Justement, concernant cette partie « vestiaire » :  dans ton film tu parles de préparation, tu avais à cœur de montrer l’envers du décor c’est ça ?
Le problème, avec les films de surf, c’est qu’on ne voit que ça : l’entrainement et le risque. Quand on regarde les images, c’est très clair, il n’y a pas forcément besoin de le dire : le danger transpire. Donc oui, je fais de la préparation à sec, j’ai une salle de sport à la maison, je m’entraine comme un fou. Mais, le côté qu'on a voulu transposer, c’est plutôt cette dimension nature : profiter du « dehors » tout en se préparant. Je suis très attaché à cet outdoor, synonyme de liberté. Je découvre et m’entraîne en trail, je partage à vélo. C’est ce qu’on voulait mettre en avant dans le film. D’ailleurs, cet été avec les copains de Belharra on est parti dans un délire assez fou : la traversée des Pyrénées à vélo. C’était quelque chose d’assez magique de le faire à plusieurs, et ça représente bien les valeurs qu’on porte dans le film.

 

BELHARRA, RECORD & PHILOSOPHIE

Nazaré, c’est tous les hivers. Belharra, il faut y être au bon moment, lorsque les conditions sont réunies !
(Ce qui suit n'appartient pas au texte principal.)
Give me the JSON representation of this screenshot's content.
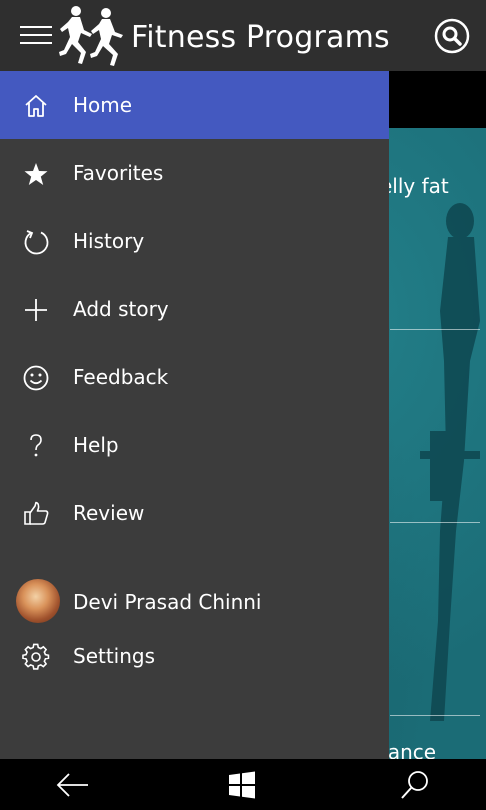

Crédit photo : ©Greg Rabejac

On est d’accord, le vélo apporte des choses magnifiques ! Pourtant, si on se penche sur ta planche, quelle est ta vision ? L’aspect collectif prend-il le dessus sur la solitude ressentie une fois dans l’eau ?   
Le surf, c’est un cheminement personnel mais tu as besoin du groupe pour y arriver. C’est NOUS qui arrivons à surfer ces vagues. Sans ce « nous », je ne suis rien du tout. Les partenaires, ceux qui aident, celui qui surfe avec moi, ceux qui font les images… Sans cet écosystème, tu n’es rien. Par exemple, pour le projet Cercle, sans Oxbow on ne serait pas allé bien loin donc merci à eux.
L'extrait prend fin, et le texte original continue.